Jacques Karpman Identified
December 13, 2011
Jacques Karpman–Boutet was born in Paris in 1932 to Max and Marie Karpman. His sister, Suzanne Cohen, also a child survivor, had seen Jacques’s photo before and has a copy of it in her files. She doesn’t remember when it was taken but believes that it was while they were in an orphanage operated by members of the Union Générale des Israélites de France (UGIF) in Paris.
During the summer of 1942, Max Karpman, who was originally from Poland, was told to report to his local police precinct. He went to the precinct on the appointed day. He never returned. He was later deported to Auschwitz aboard Convoy 2 on June 5, 1942. He is believed to have been murdered there. Marie, Jacques, and Suzanne remained in Paris.
Out of concern for her children’s lives, Marie Karpman left Paris on what was supposed to be a short trip to visit some friends in the countryside to see if they would be able to hide her children. On the train back to Paris she was arrested. Suzanne and Jacques were taken in by kind neighbors. Marie was first incarcerated in Chateaubriand in Brittany. While there she met a French Red Cross worker named Annette Monod. When Chateaubriand was closed Marie was moved to Aincourt in Seine-et-Oise. Annette went to the Karpmans’ neighbors, gathered Suzanne and Jacques, and took them to Aincourt to be with their mother. When Aincourt was closed in 1942, the prisoners were to be transferred to other locations. Suzanne recalls that a French commissar contacted Annette and asked her to do something about four of the children in Aincourt: Jacques, Suzanne, Jacques Schildkraut, and another young girl whose name Suzanne cannot remember, but who was retrieved from the camp by a family member. Suzanne remembers getting on the same truck with Marie and Jacques and driving to Paris, where she and her brother said goodbye to their mother for the last time in the Red Cross headquarters. Marie was taken to Drancy and was later deported to Auschwitz aboard Convoy 32, which left Drancy on September 14, 1942. Like Max, Marie was never heard from again.
Suzanne credits this French commissar and Annette Monod with saving her and her brother’s lives. After parting from their mother, Jacques and Suzanne went to the orphanage operated by UGIF. Jacques was assigned to live on the boys’ floor while Suzanne lived above him on the girls’ floor. One day an orphanage manager came to tell Suzanne that a home in the countryside had been found for Jacques and that he would be leaving the orphanage. Jacques was nine years old at the time. Suzanne remembers this news as “being very hard to hear,” because she was being separated from yet another member of her family. Sometime after Jacques was taken to the countryside, German officers raided the orphanage. Suzanne hid throughout the night while other children were being taken away. At daylight, when she thought it was safe to leave her hiding spot, she approached some of the orphanage administrators who were still in the building. They suggested that she join her brother in hiding in the countryside. Suzanne believes that one of the administrators gave her enough money for the train ticket.

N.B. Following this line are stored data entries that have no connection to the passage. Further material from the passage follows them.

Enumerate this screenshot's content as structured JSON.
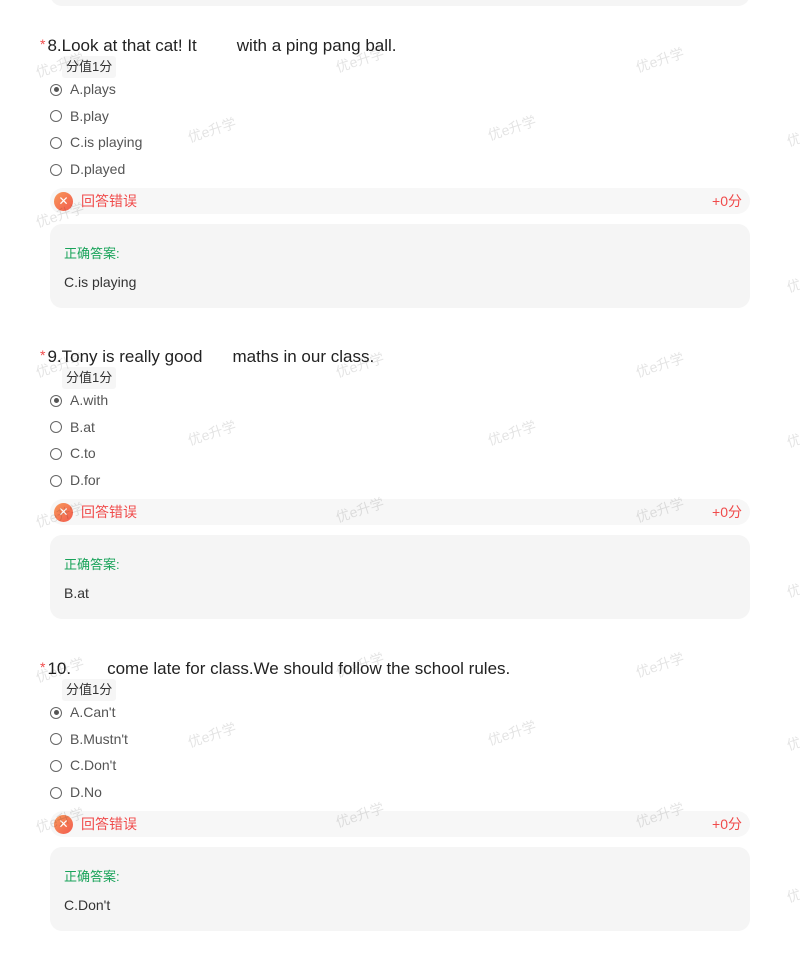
{
  "questions": [
    {
      "number": "8.",
      "text_before": "Look at that cat! It",
      "text_after": "with a ping pang ball.",
      "score_tag": "分值1分",
      "options": [
        "A.plays",
        "B.play",
        "C.is playing",
        "D.played"
      ],
      "selected_index": 0,
      "result": "回答错误",
      "score_change": "+0分",
      "answer_label": "正确答案:",
      "answer_value": "C.is playing"
    },
    {
      "number": "9.",
      "text_before": "Tony is really good",
      "text_after": "maths in our class.",
      "score_tag": "分值1分",
      "options": [
        "A.with",
        "B.at",
        "C.to",
        "D.for"
      ],
      "selected_index": 0,
      "result": "回答错误",
      "score_change": "+0分",
      "answer_label": "正确答案:",
      "answer_value": "B.at"
    },
    {
      "number": "10.",
      "text_before": "",
      "text_after": "come late for class.We should follow the school rules.",
      "score_tag": "分值1分",
      "options": [
        "A.Can't",
        "B.Mustn't",
        "C.Don't",
        "D.No"
      ],
      "selected_index": 0,
      "result": "回答错误",
      "score_change": "+0分",
      "answer_label": "正确答案:",
      "answer_value": "C.Don't"
    }
  ],
  "watermark_text": "优e升学",
  "colors": {
    "error": "#f04b4b",
    "correct": "#19a35a",
    "card": "#f5f5f5"
  }
}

She traveled to Sermaise where the Satori family was hiding her brother. Suzanne remembers that conditions there were harsh. When she was reunited with Jacques, he was “malnourished and with hardly any shoes left on his feet.” He had been put to work watching pigs. Suzanne settled into life with the Satoris and Jacques as best as she could, but then Mrs. Satori asked her to leave the family and return immediately to Paris, where Suzanne had nowhere to go and no one to whom she could turn for help. Suzanne went back to the orphanage in Paris. There, the main physician, DuBois Wechsler, who was also Jewish, asked her where she was going to sleep that night. When she replied that she didn’t know, he took her to his home where he lived with his wife and three children. They decided that Suzanne would stay with them in Paris. She ended up remaining with them for ten years. A non-Jewish widow who was a friend of this family, Lucienne Boutet, came to visit one afternoon and asked if there was anything she could do to help a Jewish child in need. She herself had been adopted by the French Jewish poet Gustave Kahn. It was suggested that Jacques come back to Paris from Dourdan, where he had been moved after Sermaise. Lucienne later officially adopted Jacques.

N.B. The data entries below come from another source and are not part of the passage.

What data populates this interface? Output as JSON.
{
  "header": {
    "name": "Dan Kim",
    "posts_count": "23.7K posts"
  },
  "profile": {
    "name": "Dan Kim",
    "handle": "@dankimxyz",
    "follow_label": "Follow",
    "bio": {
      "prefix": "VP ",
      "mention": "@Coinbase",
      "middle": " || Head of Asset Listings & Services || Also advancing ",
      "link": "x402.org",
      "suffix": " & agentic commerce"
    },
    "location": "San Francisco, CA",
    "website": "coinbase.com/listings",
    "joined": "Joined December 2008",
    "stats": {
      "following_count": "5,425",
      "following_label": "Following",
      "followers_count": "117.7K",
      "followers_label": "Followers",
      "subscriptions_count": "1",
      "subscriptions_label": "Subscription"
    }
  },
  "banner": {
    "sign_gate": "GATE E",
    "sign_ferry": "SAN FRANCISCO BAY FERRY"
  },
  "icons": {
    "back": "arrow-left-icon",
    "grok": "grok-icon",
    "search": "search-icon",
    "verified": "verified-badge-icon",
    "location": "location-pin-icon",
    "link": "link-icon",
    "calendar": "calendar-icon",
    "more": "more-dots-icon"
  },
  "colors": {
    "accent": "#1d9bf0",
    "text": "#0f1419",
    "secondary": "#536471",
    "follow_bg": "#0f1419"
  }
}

Jacques Karpman-Boutet went on to become a physician. He met his wife, Sylvia Coenca, also a French native, while they were interning in the same hospital in Hackensack, New Jersey. They married in New Jersey and then returned to France where they both became doctors and adopted a child.
Jacques Karpman-Boutet passed away on July 2, 2011. Suzanne remembers that her brother was extremely proud of the memory of his adopted family and especially of the work and life of his adopted Jewish grandfather, Gustave Kahn.